I took the bus to New York with everything I owned in a duffel bag and a suitcase. I found a soup kitchen that didn’t care if I slept in the clinic upstairs as long as I helped serve food, and one of the other volunteers told me about a guy who had just made him papers for his wife, who was an illegal from Venezuela. I called the number he gave me and the next day I was at the library, sitting under a statue of a lion and waiting for a complete stranger to approach me.
He didn’t inspire much confidence when he finally appeared, an hour and a half after we’d agreed. He was average height and skinny, his clothes stiff with salt and other stains I didn’t want to identify. His lank hair was in the process of matting into dreads and he sniffled constantly, his eyes darting around each time before he lifted a sleeve to rub at his cherry red nose. Maybe he was a genius at forgery, but it wasn’t hard to guess where the money went.
He didn’t ask me my name, or rather, he only asked the name I wanted. Birth date, address, license or ID, did I want to be an organ donor? As we talked, we walked into the library to give us an
excuse to be quiet, and when he reached a banner with a swath of clean white, he stood me up against it and took my picture. I’d taken extra care before coming to the library to meet him, even bought some makeup, so I knew I could pull off nineteen. It’s about the eyes, really. If you’ve seen enough, you just look older, no matter what the rest of your face looks like.

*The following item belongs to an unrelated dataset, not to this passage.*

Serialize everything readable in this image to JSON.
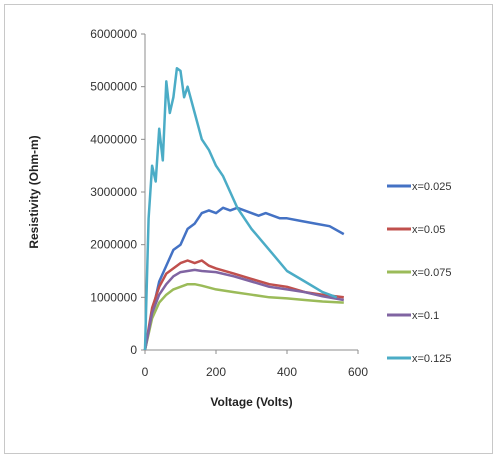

He told me to meet him at a particular hot dog cart that evening and he’d have what I needed. When we reconvened—he was late again—he held up an envelope. Such a little thing, really, but it’s enough to change a life. He told me it would be a grand, but he’d knock it down to five hundred if I slept with him.
I paid him the grand.
He walked away in one direction and I in another, and when I got back to the hostel where I planned to spend the night—a good ways from the soup kitchen and anyone who might remember a girl being told about illegal papers—I opened the envelope and got my first good look at Inara Morrissey.
“Why didn’t you want to be found?” he asks, using a pen to stir the creamer into his coffee.
“I wasn’t worried about being found; to be found, someone has to be looking for you.”
“Why wouldn’t anyone be looking for you?”
“I miss New York. No one asked these kinds of questions there.”
Static crackles in his ear as one of the techs opens a line. “New York says she got her GED three years ago. Passed with flying colors but never registered for the SAT or asked for the scores to be passed on to a college or employer.”
“Did you drop out of high school?” he asks. “Or did you get your GED so you wouldn’t have to produce a diploma?”
“Now that you have a name, it’s much easier to dig into my life, isn’t it?” She finishes off the cake and sets the plastic fork at a neat angle across the plate, the tines down. Paper crinkles as she tears open one of the sugar packets and empties it into a pile on the plate. Licking the only fingertip not covered in gauze and tape, she presses it against the sugar and sticks it into her mouth. “That only tells you about New York, though.”